Rethinking ultrasonics

The technology could be used for applications ranging from calibrating high-intensity focused ultrasound (HIFU) equipment, medical imaging or non-destructive testing in nuclear reactors.

Team leader Paul Beard, professor of biomedical photo-acoustics at UCL, said the detector’s optical sensing technology is based on a Fabry Perot polymer film interferometer.

The interferometer is fabricated through a vacuum process, which deposits two thin layers of gold with a thin polymer spacer material in the middle. The team, currently in the process of constructing a full prototype, proposes depositing this thin film interferometer on the tip of an optical-fibre cable.

The system would produce short pulses of low-energy laser light through the cable to stimulate the emission of ultrasonic acoustic waves from a target area. These waves create pressure that compresses or expands the polymer film inside the interferometer.

This stress changes the thickness of the polymer material and consequently changes the intensity of the laser light reflected back from the interferometer.

The reflected light will then be directed back up the fibre-optic cable to a photo diode that provides an electrical output proportional to the intensity of the light directed onto it.

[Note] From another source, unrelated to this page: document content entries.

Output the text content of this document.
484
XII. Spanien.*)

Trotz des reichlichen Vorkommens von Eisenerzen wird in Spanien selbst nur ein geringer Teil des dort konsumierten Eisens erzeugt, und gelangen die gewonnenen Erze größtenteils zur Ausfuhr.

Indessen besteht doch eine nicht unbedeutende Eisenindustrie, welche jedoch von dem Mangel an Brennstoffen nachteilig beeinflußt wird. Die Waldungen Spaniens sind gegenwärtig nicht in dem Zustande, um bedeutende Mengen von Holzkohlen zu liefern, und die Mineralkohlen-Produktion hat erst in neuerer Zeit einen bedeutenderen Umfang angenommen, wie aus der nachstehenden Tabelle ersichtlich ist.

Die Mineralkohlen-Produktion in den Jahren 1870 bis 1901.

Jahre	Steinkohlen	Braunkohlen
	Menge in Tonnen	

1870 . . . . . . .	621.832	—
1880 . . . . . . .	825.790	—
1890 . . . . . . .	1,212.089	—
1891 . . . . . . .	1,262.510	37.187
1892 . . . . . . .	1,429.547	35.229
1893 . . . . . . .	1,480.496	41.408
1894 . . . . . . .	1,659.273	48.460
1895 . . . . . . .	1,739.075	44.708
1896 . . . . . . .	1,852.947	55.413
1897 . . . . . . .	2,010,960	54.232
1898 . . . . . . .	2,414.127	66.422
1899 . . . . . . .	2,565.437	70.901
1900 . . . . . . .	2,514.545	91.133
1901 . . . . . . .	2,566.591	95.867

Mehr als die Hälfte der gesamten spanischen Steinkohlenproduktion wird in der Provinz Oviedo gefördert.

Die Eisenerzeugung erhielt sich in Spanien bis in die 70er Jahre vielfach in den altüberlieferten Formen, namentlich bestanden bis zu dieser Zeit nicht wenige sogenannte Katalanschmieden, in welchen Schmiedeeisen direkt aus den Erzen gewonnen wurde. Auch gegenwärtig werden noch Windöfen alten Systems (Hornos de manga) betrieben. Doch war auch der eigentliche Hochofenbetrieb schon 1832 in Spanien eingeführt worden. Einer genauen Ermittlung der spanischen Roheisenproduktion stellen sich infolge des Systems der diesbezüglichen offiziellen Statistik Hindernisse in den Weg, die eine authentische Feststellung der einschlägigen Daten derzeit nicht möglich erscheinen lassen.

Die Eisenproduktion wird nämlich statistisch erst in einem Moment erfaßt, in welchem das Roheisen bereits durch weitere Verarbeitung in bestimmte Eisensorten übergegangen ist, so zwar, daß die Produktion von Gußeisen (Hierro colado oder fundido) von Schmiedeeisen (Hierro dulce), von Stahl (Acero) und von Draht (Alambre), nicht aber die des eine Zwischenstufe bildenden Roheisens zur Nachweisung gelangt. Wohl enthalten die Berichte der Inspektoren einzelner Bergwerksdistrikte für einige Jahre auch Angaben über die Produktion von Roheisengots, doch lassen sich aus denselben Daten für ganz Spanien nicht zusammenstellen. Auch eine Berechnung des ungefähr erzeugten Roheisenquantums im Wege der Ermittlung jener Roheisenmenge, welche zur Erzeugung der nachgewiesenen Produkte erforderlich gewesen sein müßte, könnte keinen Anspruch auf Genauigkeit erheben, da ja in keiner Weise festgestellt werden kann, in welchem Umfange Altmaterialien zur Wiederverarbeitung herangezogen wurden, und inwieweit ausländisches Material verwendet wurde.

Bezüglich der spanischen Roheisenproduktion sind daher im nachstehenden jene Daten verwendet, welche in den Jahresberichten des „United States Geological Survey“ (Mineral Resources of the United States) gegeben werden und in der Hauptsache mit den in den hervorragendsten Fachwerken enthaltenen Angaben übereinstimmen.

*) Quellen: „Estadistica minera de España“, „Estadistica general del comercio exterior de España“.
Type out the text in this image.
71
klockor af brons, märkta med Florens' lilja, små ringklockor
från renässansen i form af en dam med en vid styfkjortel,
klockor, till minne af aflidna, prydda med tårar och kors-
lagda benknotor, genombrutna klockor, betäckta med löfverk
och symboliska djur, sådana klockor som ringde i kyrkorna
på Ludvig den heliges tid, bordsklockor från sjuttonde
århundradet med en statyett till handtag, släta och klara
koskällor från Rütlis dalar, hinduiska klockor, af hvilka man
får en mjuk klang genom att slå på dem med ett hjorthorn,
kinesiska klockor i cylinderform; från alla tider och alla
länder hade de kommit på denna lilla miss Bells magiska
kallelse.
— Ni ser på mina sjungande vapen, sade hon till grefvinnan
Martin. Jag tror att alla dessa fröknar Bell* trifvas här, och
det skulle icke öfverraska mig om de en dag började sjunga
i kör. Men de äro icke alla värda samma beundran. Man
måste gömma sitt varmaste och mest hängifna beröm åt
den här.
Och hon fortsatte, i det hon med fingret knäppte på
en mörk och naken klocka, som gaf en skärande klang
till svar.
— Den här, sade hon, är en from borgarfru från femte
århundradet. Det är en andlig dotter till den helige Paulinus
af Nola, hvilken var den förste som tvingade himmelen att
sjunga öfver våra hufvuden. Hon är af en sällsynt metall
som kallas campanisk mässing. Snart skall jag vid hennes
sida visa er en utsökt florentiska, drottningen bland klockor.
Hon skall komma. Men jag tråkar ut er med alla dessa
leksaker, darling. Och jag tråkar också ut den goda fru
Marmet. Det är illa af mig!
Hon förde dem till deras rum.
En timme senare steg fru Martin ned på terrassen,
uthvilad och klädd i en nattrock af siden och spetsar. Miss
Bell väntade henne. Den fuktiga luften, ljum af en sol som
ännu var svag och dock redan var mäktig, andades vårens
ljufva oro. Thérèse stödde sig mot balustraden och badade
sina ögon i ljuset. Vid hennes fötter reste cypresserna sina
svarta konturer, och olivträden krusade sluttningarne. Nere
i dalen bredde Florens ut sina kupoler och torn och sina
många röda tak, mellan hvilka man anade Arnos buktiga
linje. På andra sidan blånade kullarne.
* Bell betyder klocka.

The intensity of this light holds information on not only the pressure of the acoustic wave but also the heat that arises from the acoustic wave pressure.

Beard said the ability to measure pressure and temperature could significantly improve HIFU cancer therapy equipment, which uses a focused ultrasound beam to heat a tumour and destroy it.

He added: ‘There is a lot of interest in trying to optimise the process and understand the acoustic and thermal interactions that go on. There is a need for a sensor that can measure both the acoustic field and the temperature at the same time and also a sensor that is robust. Conventional sensors are usually damaged by the HIFU field.’

The first commercial product will likely be for HIFU equipment.